Transition from quantum to classical Heisenberg trimers: Thermodynamics and time correlation functions

TL;DR

This paper investigates how quantum spin trimers transition to classical behavior in thermodynamics and time correlation functions, revealing detailed differences and convergence patterns as spin quantum number increases.

Contribution

It provides exact quantum calculations of time correlation functions for spin s ≤ 7 and demonstrates convergence to classical results using acceleration methods.

Findings

Partition function and susceptibility become classical with increasing s.

Quantum autocorrelation functions are periodic, unlike classical ones.

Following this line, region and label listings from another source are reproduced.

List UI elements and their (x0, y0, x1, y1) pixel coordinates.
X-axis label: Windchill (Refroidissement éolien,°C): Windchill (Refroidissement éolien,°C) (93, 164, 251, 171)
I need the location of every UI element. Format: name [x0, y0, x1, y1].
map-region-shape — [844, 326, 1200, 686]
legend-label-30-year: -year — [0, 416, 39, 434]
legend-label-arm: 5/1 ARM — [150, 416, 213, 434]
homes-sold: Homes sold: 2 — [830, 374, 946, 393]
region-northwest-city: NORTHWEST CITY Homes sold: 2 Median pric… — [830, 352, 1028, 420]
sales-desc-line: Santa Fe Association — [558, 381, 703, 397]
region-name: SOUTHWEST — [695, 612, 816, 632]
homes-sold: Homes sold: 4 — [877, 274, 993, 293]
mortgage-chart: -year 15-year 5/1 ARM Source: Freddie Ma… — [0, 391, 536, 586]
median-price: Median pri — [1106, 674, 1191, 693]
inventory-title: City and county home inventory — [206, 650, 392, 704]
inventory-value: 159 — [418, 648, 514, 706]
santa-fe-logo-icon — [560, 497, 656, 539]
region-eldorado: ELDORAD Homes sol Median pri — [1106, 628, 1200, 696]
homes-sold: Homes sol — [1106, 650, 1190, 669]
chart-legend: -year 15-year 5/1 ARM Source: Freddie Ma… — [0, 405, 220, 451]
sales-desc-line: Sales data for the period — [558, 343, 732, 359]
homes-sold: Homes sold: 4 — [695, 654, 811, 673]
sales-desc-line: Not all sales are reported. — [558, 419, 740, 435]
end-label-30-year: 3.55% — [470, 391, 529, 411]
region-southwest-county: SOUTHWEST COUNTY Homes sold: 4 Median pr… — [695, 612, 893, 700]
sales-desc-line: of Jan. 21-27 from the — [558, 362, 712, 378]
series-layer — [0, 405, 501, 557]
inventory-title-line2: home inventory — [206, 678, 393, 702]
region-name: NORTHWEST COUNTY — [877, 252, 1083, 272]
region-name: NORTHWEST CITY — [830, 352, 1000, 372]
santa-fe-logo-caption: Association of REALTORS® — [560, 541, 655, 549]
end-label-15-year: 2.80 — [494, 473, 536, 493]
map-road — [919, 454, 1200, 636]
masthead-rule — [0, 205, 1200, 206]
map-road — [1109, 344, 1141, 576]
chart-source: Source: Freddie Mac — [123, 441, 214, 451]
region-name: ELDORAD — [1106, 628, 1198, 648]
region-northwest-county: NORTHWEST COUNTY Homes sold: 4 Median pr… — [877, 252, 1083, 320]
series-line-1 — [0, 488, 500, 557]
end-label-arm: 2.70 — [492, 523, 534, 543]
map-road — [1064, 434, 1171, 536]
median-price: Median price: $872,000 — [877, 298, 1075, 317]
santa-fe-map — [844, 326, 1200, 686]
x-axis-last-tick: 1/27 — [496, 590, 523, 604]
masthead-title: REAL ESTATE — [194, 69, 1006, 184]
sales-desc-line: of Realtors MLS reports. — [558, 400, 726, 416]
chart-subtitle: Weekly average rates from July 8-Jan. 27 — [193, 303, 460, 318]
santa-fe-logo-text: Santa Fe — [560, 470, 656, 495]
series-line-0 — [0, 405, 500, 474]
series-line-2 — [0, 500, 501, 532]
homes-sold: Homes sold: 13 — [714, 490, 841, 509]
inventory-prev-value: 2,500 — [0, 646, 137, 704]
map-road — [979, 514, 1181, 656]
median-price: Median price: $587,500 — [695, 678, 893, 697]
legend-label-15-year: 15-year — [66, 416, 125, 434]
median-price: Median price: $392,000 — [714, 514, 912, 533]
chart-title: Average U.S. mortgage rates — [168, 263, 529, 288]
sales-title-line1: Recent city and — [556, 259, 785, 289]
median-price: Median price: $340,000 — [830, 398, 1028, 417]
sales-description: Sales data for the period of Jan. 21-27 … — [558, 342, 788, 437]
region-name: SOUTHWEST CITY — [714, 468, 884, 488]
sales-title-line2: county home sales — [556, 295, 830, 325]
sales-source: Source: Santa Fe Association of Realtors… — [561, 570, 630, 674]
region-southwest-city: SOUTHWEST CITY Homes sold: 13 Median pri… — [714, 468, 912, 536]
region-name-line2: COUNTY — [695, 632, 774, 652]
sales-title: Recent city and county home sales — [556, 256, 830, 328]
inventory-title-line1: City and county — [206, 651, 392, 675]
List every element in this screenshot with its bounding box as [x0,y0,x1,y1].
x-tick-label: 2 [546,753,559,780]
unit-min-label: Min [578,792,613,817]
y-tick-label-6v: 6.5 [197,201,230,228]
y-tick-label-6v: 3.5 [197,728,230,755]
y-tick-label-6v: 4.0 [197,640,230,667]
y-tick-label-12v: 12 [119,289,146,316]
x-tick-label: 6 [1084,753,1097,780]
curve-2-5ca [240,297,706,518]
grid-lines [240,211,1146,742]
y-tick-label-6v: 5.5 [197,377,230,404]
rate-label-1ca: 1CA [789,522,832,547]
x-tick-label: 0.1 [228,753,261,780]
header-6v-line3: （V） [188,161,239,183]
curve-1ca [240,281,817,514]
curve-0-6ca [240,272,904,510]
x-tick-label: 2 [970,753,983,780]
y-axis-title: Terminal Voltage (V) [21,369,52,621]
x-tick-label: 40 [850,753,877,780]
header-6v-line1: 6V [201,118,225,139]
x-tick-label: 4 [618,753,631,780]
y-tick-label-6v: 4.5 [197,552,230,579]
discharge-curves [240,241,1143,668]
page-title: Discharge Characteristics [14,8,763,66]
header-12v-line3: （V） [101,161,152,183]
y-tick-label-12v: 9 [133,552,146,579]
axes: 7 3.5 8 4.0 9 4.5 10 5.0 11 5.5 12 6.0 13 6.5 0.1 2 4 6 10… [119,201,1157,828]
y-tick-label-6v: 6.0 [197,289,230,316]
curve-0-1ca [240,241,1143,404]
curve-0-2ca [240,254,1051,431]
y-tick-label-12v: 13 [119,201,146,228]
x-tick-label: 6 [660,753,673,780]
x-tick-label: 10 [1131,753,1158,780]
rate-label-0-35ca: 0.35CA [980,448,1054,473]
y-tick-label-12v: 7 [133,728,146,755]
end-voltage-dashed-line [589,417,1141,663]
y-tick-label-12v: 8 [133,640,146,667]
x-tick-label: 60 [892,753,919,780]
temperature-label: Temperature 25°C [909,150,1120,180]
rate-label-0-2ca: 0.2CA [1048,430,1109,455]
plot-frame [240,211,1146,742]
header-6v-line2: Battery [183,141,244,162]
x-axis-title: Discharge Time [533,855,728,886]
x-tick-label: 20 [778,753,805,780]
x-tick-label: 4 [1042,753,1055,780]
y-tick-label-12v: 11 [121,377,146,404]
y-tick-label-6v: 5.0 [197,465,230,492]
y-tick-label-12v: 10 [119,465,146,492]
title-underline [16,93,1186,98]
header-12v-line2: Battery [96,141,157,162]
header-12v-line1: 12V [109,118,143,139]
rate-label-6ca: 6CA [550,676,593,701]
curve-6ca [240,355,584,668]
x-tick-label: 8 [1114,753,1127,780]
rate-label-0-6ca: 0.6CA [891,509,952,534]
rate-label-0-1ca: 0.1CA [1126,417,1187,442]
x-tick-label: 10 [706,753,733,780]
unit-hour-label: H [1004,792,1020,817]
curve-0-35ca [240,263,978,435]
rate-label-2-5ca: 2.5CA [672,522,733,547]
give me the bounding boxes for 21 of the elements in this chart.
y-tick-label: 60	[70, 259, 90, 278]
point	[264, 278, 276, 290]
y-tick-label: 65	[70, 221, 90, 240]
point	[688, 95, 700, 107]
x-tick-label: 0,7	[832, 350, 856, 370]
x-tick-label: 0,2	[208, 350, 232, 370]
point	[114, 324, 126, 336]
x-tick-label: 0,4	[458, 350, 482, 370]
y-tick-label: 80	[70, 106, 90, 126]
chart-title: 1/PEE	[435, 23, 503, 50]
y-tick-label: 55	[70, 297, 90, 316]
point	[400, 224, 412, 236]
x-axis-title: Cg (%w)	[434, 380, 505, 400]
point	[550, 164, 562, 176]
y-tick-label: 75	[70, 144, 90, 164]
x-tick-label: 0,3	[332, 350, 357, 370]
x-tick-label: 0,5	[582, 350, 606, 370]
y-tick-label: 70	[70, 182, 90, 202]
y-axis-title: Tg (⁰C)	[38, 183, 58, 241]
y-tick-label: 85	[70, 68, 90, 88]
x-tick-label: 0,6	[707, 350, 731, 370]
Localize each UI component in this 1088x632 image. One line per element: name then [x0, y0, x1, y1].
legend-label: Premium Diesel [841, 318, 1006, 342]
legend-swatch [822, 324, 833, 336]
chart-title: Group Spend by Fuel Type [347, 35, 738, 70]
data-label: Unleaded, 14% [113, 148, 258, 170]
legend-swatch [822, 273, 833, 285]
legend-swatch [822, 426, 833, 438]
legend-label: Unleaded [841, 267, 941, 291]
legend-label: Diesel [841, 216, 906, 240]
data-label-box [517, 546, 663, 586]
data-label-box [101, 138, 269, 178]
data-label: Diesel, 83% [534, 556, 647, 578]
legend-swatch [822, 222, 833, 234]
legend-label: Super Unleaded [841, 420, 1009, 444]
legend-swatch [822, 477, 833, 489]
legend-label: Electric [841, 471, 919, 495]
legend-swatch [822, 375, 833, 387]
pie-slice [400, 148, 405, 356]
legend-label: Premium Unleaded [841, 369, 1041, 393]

Levin u-sequence acceleration reproduces classical limits with high precision.

Abstract

We focus on the transition from quantum to classical behavior in thermodynamic functions and time correlation functions of a system consisting of three identical quantum spins s that interact via isotropic Heisenberg exchange. The partition function and the zero-field magnetic susceptibility are readily shown to adopt their classical forms with increasing s. The behavior of the spin autocorrelation function (ACF) is more subtle. Unlike the classical Heisenberg trimer where the ACF approaches a unique non-zero limit for long times, for the quantum trimer the ACF is periodic in time. We present exact values of the time average over one period of the quantum trimer for s less or equal 7 and for infinite temperature. These averages differ from the long-time limit, (9/40)\ln3+(7/30), of the corresponding classical trimer by terms of order 1/(s*s). However, upon applying the Levin u-sequence acceleration method to our quantum results we can reproduce the classical value to six significant figures.